Ya siz nasılsınız?" diye sordu anne gücenerek. "Ne demekmiş
- hepiniz böylesiniz? Ben böyle değilim ... Gece gündüz demeden
çalıştım ben, lokomotif ocaklarına konulması için ateşe dayanıklı
tuğla yaptık. Yüzüm zayıfladı, çirkinleştim, herkese yabancıyım,
dilenci gelip sadaka istemez benden. Ben de zorlandım,
çocuklar evde yalnızdı. Bazen eve bir gelirdim ocak yanmıyor, yiyecek
bir şey yok, içerisi karanlık, çocuklar mutsuz, ev işlerini öyle
hemencecik öğrenmediler, Petruşka da küçüktü ... O zamanlar
Semyon Yevseyeviç gelip gitmeye başladı evimize. Gelip çocuklarla
otururdu. Yapayalnız yaşıyor. 'Size misafirliğe gelebilir miyim,
evinizde ısınırım biraz?' diye sordu bana. Bizim ev de soğuk,
odunlarımız nemli, dedim ona, bana dedi ki: 'Önemli değil, benim
bütün ruhum donmuş, hiç değilse sizin çocuklarınızın yanında
oturuveririm, benim için ocağı yakmanıza da gerek yok.' Tamam,
dedim, gelin gidin şimdilik: Siz varken çocuklar da o kadar korkmazlar.
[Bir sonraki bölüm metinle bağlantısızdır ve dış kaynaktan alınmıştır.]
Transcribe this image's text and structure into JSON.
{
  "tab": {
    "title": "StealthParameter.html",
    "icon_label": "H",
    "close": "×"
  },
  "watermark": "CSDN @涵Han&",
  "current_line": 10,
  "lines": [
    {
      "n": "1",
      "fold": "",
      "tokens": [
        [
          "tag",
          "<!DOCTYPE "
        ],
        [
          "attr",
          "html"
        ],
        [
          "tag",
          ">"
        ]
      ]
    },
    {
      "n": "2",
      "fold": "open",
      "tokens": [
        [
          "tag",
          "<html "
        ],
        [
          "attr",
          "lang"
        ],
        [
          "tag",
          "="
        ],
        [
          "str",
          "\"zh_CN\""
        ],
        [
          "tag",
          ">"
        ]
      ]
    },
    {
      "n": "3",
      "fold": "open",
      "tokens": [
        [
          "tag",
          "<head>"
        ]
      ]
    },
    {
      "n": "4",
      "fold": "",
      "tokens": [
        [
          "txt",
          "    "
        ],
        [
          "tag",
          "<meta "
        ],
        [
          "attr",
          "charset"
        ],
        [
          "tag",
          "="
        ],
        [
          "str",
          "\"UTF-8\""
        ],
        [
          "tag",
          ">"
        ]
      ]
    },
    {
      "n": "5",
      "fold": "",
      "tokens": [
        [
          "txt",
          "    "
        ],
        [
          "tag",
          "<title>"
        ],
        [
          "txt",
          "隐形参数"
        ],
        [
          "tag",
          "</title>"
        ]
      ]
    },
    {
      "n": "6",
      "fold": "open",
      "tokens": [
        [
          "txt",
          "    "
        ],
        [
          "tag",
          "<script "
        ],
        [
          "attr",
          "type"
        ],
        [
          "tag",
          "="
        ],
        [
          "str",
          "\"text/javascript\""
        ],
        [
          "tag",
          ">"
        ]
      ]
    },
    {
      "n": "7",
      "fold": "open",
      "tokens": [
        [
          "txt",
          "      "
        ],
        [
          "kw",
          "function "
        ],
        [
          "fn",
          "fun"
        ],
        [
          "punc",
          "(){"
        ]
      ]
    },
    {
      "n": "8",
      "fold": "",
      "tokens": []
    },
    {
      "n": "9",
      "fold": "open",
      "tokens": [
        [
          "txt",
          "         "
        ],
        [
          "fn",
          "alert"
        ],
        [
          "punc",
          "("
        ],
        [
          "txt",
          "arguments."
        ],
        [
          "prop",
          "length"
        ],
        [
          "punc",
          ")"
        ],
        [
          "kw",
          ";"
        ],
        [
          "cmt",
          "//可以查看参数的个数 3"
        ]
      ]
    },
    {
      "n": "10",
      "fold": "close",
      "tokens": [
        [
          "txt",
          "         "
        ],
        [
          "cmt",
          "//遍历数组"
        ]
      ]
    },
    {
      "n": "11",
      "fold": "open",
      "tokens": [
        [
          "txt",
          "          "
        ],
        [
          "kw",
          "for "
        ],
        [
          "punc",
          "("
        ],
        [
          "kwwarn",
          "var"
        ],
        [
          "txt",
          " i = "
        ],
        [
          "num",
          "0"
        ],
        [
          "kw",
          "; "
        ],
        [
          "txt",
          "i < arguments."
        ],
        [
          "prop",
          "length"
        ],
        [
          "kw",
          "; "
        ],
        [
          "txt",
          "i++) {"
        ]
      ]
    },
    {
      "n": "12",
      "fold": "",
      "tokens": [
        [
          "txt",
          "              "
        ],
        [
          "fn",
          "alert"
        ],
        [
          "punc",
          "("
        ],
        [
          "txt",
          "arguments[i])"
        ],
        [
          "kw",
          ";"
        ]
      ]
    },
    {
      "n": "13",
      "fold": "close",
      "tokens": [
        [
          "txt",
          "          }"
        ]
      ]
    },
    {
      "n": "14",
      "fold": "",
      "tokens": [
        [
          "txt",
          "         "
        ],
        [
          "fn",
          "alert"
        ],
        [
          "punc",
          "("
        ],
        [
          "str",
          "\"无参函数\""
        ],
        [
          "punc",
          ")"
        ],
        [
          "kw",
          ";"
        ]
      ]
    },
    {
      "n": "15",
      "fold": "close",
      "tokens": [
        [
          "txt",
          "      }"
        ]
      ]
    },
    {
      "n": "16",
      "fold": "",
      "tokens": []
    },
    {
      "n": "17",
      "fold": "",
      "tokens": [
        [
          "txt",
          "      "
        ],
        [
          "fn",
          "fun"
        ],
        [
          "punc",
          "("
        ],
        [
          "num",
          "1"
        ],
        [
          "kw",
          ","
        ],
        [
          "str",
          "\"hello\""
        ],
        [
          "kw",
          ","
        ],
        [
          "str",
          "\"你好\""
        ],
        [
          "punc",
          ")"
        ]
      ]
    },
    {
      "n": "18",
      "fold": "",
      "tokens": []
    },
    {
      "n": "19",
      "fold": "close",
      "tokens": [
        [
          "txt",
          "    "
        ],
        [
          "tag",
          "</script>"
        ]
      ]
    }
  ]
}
Sonraları ben de alıştım ona, o geldiğinde hepimiz daha
iyi oluyorduk. Ona bakıp seni anımsıyordum, sana sahip olduğumuzu
... Sensizlik o kadar üzücü, o kadar kötüydü ki; bir kişi bari
gelsin diyordum, o zaman o kadar da sıkılmayız, vakit de daha
hızlı geçer. Sen yokken zamanı ne yapacaktık ki ! "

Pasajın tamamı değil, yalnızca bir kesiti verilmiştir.